Updated on 2024-10-09 GMT+08:00

Interconnecting ClickHouse with HDFS

This topic is available for MRS 3.2.0 or later versions only.

Scenario

Connect ClickHouse to HDFS to read and write files.

Prerequisites

  • The ClickHouse client has been installed in a directory, for example, /opt/client.
  • A user, for example, clickhouseuser, who has permissions on ClickHouse tables and has the permission to access HDFS has been created on FusionInsight Manager.
  • A corresponding directory exists in HDFS. The HDFS engine of ClickHouse only works with files but does not create or delete directories.
  • Only the ClickHouse cluster deployed on x86 nodes can connect to HDFS. The ClickHouse cluster deployed on Arm nodes cannot connect to HDFS.

Procedure

  1. Log in to the node where the client is installed as the client installation user.
  2. Run the following command to go to the client installation directory:

    cd /opt/client

  3. Run the following command to configure environment variables:

    source bigdata_env

  4. Run the following command to authenticate the current user. (Change the password upon the first authentication.
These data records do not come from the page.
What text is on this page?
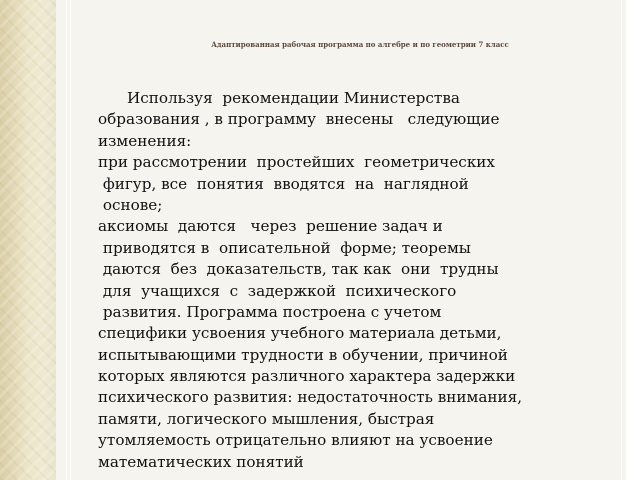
Адаптированная рабочая программа по алгебре и по геометрии 7 класс
Используя  рекомендации Министерства
образования , в программу  внесены   следующие
изменения:
при рассмотрении  простейших  геометрических
фигур, все  понятия  вводятся  на  наглядной
основе;
аксиомы  даются   через  решение задач и
приводятся в  описательной  форме; теоремы
даются  без  доказательств, так как  они  трудны
для  учащихся  с  задержкой  психического
развития. Программа построена с учетом
специфики усвоения учебного материала детьми,
испытывающими трудности в обучении, причиной
которых являются различного характера задержки
психического развития: недостаточность внимания,
памяти, логического мышления, быстрая
утомляемость отрицательно влияют на усвоение
математических понятий
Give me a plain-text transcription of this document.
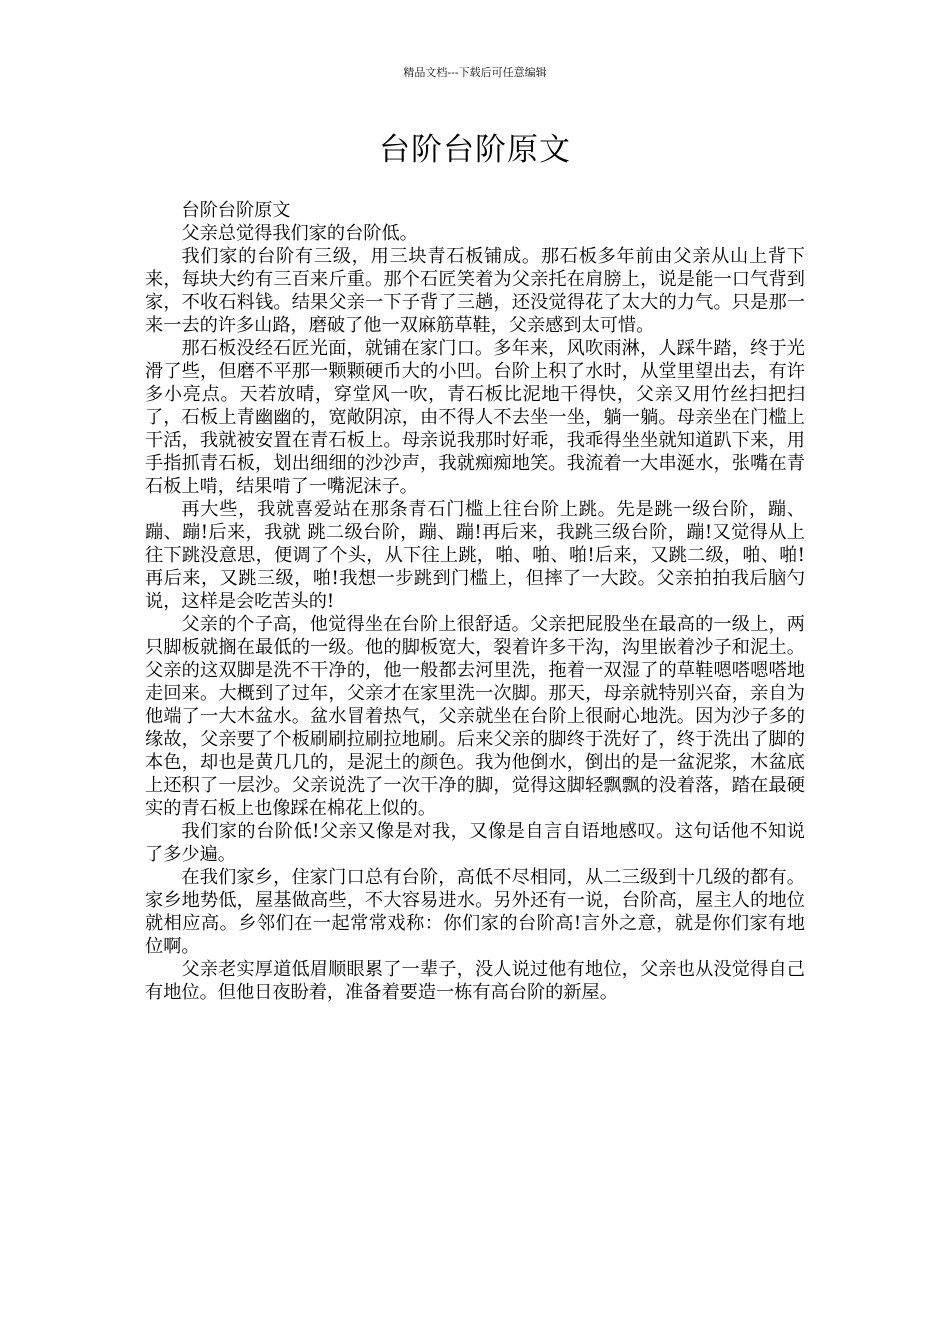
精品文档---下载后可任意编辑
台阶台阶原文

台阶台阶原文

父亲总觉得我们家的台阶低。

我们家的台阶有三级，用三块青石板铺成。那石板多年前由父亲从山上背下来，每块大约有三百来斤重。那个石匠笑着为父亲托在肩膀上，说是能一口气背到家，不收石料钱。结果父亲一下子背了三趟，还没觉得花了太大的力气。只是那一来一去的许多山路，磨破了他一双麻筋草鞋，父亲感到太可惜。

那石板没经石匠光面，就铺在家门口。多年来，风吹雨淋，人踩牛踏，终于光滑了些，但磨不平那一颗颗硬币大的小凹。台阶上积了水时，从堂里望出去，有许多小亮点。天若放晴，穿堂风一吹，青石板比泥地干得快，父亲又用竹丝扫把扫了，石板上青幽幽的，宽敞阴凉，由不得人不去坐一坐，躺一躺。母亲坐在门槛上干活，我就被安置在青石板上。母亲说我那时好乖，我乖得坐坐就知道趴下来，用手指抓青石板，划出细细的沙沙声，我就痴痴地笑。我流着一大串涎水，张嘴在青石板上啃，结果啃了一嘴泥沫子。

再大些，我就喜爱站在那条青石门槛上往台阶上跳。先是跳一级台阶，蹦、蹦、蹦!后来，我就 跳二级台阶，蹦、蹦!再后来，我跳三级台阶，蹦!又觉得从上往下跳没意思，便调了个头，从下往上跳，啪、啪、啪!后来，又跳二级，啪、啪!再后来，又跳三级，啪!我想一步跳到门槛上，但摔了一大跤。父亲拍拍我后脑勺说，这样是会吃苦头的!

父亲的个子高，他觉得坐在台阶上很舒适。父亲把屁股坐在最高的一级上，两只脚板就搁在最低的一级。他的脚板宽大，裂着许多干沟，沟里嵌着沙子和泥土。父亲的这双脚是洗不干净的，他一般都去河里洗，拖着一双湿了的草鞋嗯嗒嗯嗒地走回来。大概到了过年，父亲才在家里洗一次脚。那天，母亲就特别兴奋，亲自为他端了一大木盆水。盆水冒着热气，父亲就坐在台阶上很耐心地洗。因为沙子多的缘故，父亲要了个板刷刷拉刷拉地刷。后来父亲的脚终于洗好了，终于洗出了脚的本色，却也是黄几几的，是泥土的颜色。我为他倒水，倒出的是一盆泥浆，木盆底上还积了一层沙。父亲说洗了一次干净的脚，觉得这脚轻飘飘的没着落，踏在最硬实的青石板上也像踩在棉花上似的。

我们家的台阶低!父亲又像是对我，又像是自言自语地感叹。这句话他不知说了多少遍。

在我们家乡，住家门口总有台阶，高低不尽相同，从二三级到十几级的都有。家乡地势低，屋基做高些，不大容易进水。另外还有一说，台阶高，屋主人的地位就相应高。乡邻们在一起常常戏称：你们家的台阶高!言外之意，就是你们家有地位啊。

父亲老实厚道低眉顺眼累了一辈子，没人说过他有地位，父亲也从没觉得自己有地位。但他日夜盼着，准备着要造一栋有高台阶的新屋。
Skip this step for a cluster with Kerberos authentication disabled.)

    kinit clickhouseuser

  5. Run the client command of ClickHouse to log in to the ClickHouse client.

    clickhouse client --host Service IP address of the ClickHouseServer instance --secure --port 9440

  6. Run the following command to connect ClickHouse to HDFS:

    CREATE TABLE default.hdfs_engine_table (`name` String, `value` UInt32) ENGINE = HDFS('hdfs://{namenode_ip}:{dfs.namenode.rpc.port}/tmp/secure_ck.txt', 'TSV')

    • To obtain the service IP address of the ClickHouseServer instance, perform the following steps:

      Log in to FusionInsight Manager and choose Cluster > Services > ClickHouse. On the page that is displayed, click the Instances tab. In this tab, obtain the service IP addresses of the ClickHouseServer instance.

    • To obtain the value of namenode_ip, perform the following steps:

      Log in to FusionInsight Manager and choose Cluster > Services > HDFS. On the page that is displayed, click the Instances tab. In this tab, obtain the service IP addresses of the active NameNode.

    • To obtain the value of dfs.namenode.rpc.port, perform the following steps:

      Log in to FusionInsight Manager and choose Cluster > Services > HDFS. On the page that is displayed, click the Configurations tab then the All Configurations sub-tab. In this sub-tab, search for dfs.namenode.rpc.port to obtain its value.

    • HDFS file path to be accessed:

      If multiple files need to be accessed, add an asterisk (*) to the end of the folder, for example, hdfs://{namenode_ip}:{dfs.namenode.rpc.port}/tmp/*.